Systemic treatment rose across three time periods, reflecting the introduction of rapid diagnostic pathways, reflex molecular testing, ICI, and targeted therapies. Survival outcomes of advanced NSCLC patients have significantly improved.

Systemic treatment rose across three time periods, reflecting the introduction of rapid diagnostic pathways, reflex molecular testing, ICI, and targeted therapies. Survival outcomes of advanced NSCLC patients have significantly improved.
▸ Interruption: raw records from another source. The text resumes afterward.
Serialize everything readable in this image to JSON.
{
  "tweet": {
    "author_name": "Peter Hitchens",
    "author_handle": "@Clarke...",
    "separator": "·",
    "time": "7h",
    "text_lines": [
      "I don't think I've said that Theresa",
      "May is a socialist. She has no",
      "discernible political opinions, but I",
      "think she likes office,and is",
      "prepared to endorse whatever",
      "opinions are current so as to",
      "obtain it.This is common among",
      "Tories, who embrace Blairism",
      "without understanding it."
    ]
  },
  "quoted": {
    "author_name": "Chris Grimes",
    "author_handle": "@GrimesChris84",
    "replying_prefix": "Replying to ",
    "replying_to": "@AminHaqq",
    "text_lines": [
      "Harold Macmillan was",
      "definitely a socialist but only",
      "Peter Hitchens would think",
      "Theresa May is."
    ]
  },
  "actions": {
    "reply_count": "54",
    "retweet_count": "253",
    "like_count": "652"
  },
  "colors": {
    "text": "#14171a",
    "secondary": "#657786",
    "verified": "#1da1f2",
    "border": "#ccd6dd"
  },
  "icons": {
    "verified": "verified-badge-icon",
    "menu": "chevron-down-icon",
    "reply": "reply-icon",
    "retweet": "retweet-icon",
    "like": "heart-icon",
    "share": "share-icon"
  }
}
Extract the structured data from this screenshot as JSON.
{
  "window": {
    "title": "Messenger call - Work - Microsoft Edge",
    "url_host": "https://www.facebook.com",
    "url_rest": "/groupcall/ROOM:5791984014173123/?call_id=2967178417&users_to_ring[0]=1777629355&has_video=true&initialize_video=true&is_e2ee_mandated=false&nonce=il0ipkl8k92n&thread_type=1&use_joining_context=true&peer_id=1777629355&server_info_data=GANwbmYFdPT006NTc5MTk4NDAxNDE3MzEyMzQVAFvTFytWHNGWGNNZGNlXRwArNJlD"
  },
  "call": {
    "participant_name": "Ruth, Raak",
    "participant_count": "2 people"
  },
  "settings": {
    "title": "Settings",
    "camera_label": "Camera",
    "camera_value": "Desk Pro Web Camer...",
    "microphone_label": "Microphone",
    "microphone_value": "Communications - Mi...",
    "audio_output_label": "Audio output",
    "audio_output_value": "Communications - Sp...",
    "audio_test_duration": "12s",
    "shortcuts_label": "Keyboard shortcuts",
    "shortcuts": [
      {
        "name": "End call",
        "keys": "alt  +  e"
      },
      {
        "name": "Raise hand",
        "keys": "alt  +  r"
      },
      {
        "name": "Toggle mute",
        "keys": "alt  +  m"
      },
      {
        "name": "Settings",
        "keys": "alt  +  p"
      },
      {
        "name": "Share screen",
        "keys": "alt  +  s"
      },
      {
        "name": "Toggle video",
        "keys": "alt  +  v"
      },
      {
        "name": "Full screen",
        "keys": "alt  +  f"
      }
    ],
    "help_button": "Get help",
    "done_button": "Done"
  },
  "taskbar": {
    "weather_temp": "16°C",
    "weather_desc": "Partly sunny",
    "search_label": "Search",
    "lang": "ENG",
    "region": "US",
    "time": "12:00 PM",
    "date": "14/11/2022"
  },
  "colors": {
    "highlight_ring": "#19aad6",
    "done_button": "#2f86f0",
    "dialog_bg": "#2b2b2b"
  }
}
Immune-related adverse events (iRAEs) are known complications of immune checkpoint inhibitors (ICIs). Early identification and management leads to improved morbidity and mortality. This study seeks to address our center's experience with iRAEs in the emergency department (ED).

We performed a retrospective review of patients treated with ICIs in 2018 and 2019 for any indication. All diagnoses of iRAEs were recorded. For all patients who presented to the ED following administration of an ICI, we assessed whether the presenting symptoms were eventually diagnosed as an iRAE. We assessed disposition, time to initiation of corticosteroids and outcomes in these patients.

351 evaluable patients were treated with an ICI, 129 patients (37%) had at least one presentation to the ED, 17 of whom presented with symptoms due to a new iRAE. New iRAE diagnoses were broad, occurred after median 2 cycles, majority irAEs were grade 3 or higher (70.6%), and two patients died due to toxicity. selleck compound Twelve patients were admitted to the hospital during initial presentation or at follow-up, four required ICU care.